Exemplified by the commercial success of singer songwriters Bruce Springsteen, Bob Seger, and Tom Petty, along with less widely known acts such as Southside Johnny and the Asbury Jukes and Joe Grushecky and the Houserockers, it was partly a reaction to post-industrial urban decline in the East and Mid-West, often dwelling on issues of social disintegration and isolation, beside a form of good-time rock and roll revivalism. The genre reached its commercial, artistic, and influential peak in the mid-1980s, with Springsteen's Born in the USA (1984), topping the charts worldwide and spawning a series of top ten singles, together with the arrival of artists including John Cougar/Mellencamp, Steve Earle, and more gentle singer/songwriters such as Bruce Hornsby. It also impacted the United Kingdom in the 1980s through Dire Straits. It can also be heard as an influence on artists as diverse as Billy Joel and Kid Rock. Though various heartland rock acts had sustained success through the 1990s, such as Tom Petty, Bruce Springsteen, The Wallflowers, and to a lesser extent, the BoDeans and Los Lobos, Heartland rock's commercial prosperity and general popularity began to fade away as early as the early 1990s.

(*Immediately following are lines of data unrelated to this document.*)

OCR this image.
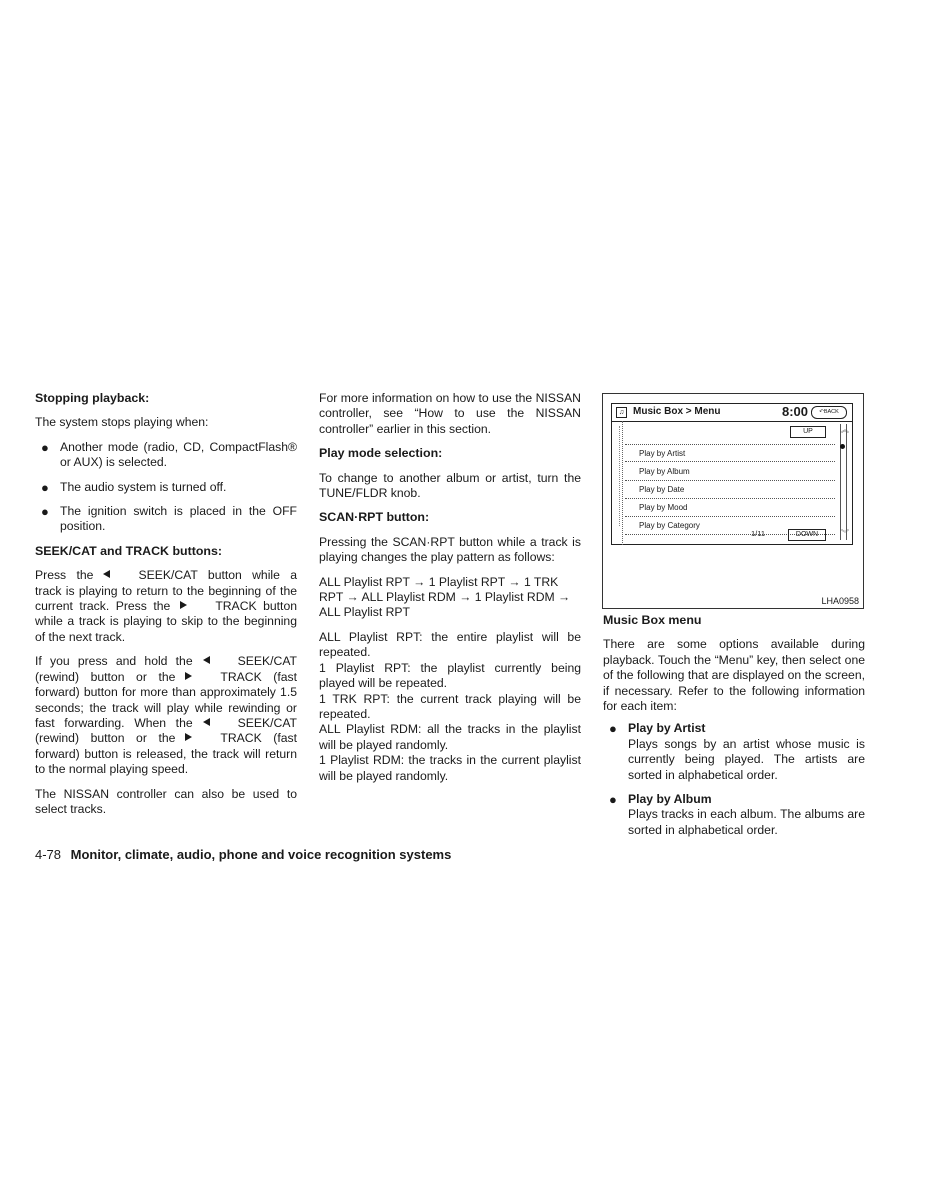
Stopping playback:

The system stops playing when:

● Another mode (radio, CD, CompactFlash® or AUX) is selected.
● The audio system is turned off.
● The ignition switch is placed in the OFF position.
SEEK/CAT and TRACK buttons:

Press the	SEEK/CAT button while a track is playing to return to the beginning of the current track. Press the	TRACK button while a track is playing to skip to the beginning of the next track.

If you press and hold the	SEEK/CAT (rewind) button or the	TRACK (fast forward) button for more than approximately 1.5 seconds; the track will play while rewinding or fast forwarding. When the	SEEK/CAT (rewind) button or the	TRACK (fast forward) button is released, the track will return to the normal playing speed.

The NISSAN controller can also be used to select tracks.

For more information on how to use the NISSAN controller, see “How to use the NISSAN controller” earlier in this section.

Play mode selection:

To change to another album or artist, turn the TUNE/FLDR knob.

SCAN·RPT button:

Pressing the SCAN·RPT button while a track is playing changes the play pattern as follows:

ALL Playlist RPT → 1 Playlist RPT → 1 TRK RPT → ALL Playlist RDM → 1 Playlist RDM → ALL Playlist RPT

ALL Playlist RPT: the entire playlist will be repeated.

1 Playlist RPT: the playlist currently being played will be repeated.

1 TRK RPT: the current track playing will be repeated.

ALL Playlist RDM: all the tracks in the playlist will be played randomly.

1 Playlist RDM: the tracks in the current playlist will be played randomly.

♫ Music Box > Menu	8:00	↶BACK
UP	︽
Play by Artist
Play by Album
Play by Date
Play by Mood
Play by Category
1/11	DOWN	︾
LHA0958
Music Box menu

There are some options available during playback. Touch the “Menu” key, then select one of the following that are displayed on the screen, if necessary. Refer to the following information for each item:

● Play by Artist
Plays songs by an artist whose music is currently being played. The artists are sorted in alphabetical order.
● Play by Album
Plays tracks in each album. The albums are sorted in alphabetical order.
4-78 Monitor, climate, audio, phone and voice recognition systems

As rock music in general, and blue collar and white working class themes in particular, lost influence with younger audiences, heartland's artists turned to more personal works. Subsequently, however, American bands the Killers and the War on Drugs and English act Sam Fender firmly integrated the heartland rock genre into their respective musical styles.

===1980s revival===

The term "roots rock" was coined during the mid-1980s. A number of key bands were defined as cow punk, punk rockers who played country music, including Jason & The Scorchers from Tennessee, Dash Rip Rock from Louisiana, and Drivin N Cryin from Georgia, but the centre of the cow punk movement became Los Angeles, thanks to bands including the Long Ryders, Tex & the Horseheads, the Rave-Ups, Lone Justice, and Rank and File. Also part of this trend and enjoying some mainstream success were Gun Club, Chris Isaak, Violent Femmes, BoDeans, and Los Lobos.

In addition the alternative country movement, producing such figures as Steve Earle, Lucinda Williams, and Uncle Tupelo, can be seen as part of the roots rock tendency. The movement began to decline in popularity again in the 1990s but produced some bands like Son Volt, Wilco, and The Bottle Rockets. In the mid-1990s, Hootie & the Blowfish, the Wallflowers and Gin Blossoms led the way for "a pop-conscious roots-rock resurgence via the alternative charts", according to Trouser Press.

After disbanding Dire Straits in 1995, lead singer Mark Knopfler has largely returned to a roots-rock sound across his ten albums.